Chefs d’État, délégués, journalistes sont venus à la conférence dans l’ensemble assez sceptiques, appréhendant l’affrontement de tempéraments trop divers, le choc entre conceptions opposées de l’indépendance nationale, de l’Unité africaine ou des rapports de l’Afrique avec l’étranger. Nous sommes tous repartis optimistes : l’idée de l’Unité africaine a sa résonance ; la solidarité africaine est une réalité ; le progrès en Afrique est une sérieuse possibilité.
Les différences entre Africains blancs et Africains noirs, entre anglophones et francophones existent, mais elles ont tendance à s’estomper devant le passé colonial commun, le présent semblable et un avenir nécessairement interdépendant.

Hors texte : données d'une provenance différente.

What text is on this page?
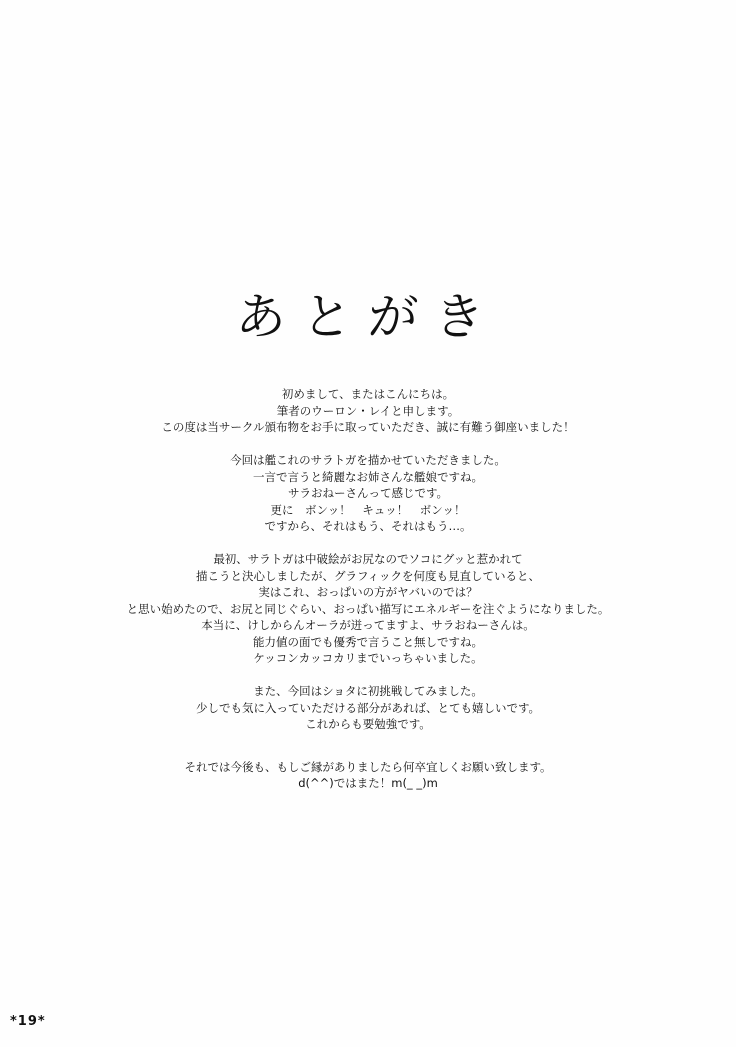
あとがき

初めまして、またはこんにちは。

筆者のウーロン・レイと申します。

この度は当サークル頒布物をお手に取っていただき、誠に有難う御座いました！

今回は艦これのサラトガを描かせていただきました。

一言で言うと綺麗なお姉さんな艦娘ですね。

サラおねーさんって感じです。

更に　ボンッ！　キュッ！　ボンッ！

ですから、それはもう、それはもう…。

最初、サラトガは中破絵がお尻なのでソコにグッと惹かれて

描こうと決心しましたが、グラフィックを何度も見直していると、

実はこれ、おっぱいの方がヤバいのでは？

と思い始めたので、お尻と同じぐらい、おっぱい描写にエネルギーを注ぐようになりました。

本当に、けしからんオーラが迸ってますよ、サラおねーさんは。

能力値の面でも優秀で言うこと無しですね。

ケッコンカッコカリまでいっちゃいました。

また、今回はショタに初挑戦してみました。

少しでも気に入っていただける部分があれば、とても嬉しいです。

これからも要勉強です。

それでは今後も、もしご縁がありましたら何卒宜しくお願い致します。

d(^^)ではまた！m(_ _)m

*19*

Certes, bien peu de pays africains sont proches du « décollage » économique, bien peu forment suffisamment de cadres pour se libérer du néocolonialisme de fait, bien peu réussissent à assurer chez eux le respect de la personne humaine, la démocratie politique et sociale, bien peu ont résolu le problème que pose une jeunesse exigeante. Mais tous ou presque en sont sérieusement préoccupés, tous ou presque cherchent, à travers une voie socialiste ou une autre, à y parvenir. Dans tous existent des forces réelles qui poussent au progrès et à la démocratie.
Cette plante, il faut maintenant la nourrir d’eau claire et pure. Ni trop : on la noierait ; ni trop peu : elle s’étiolerait.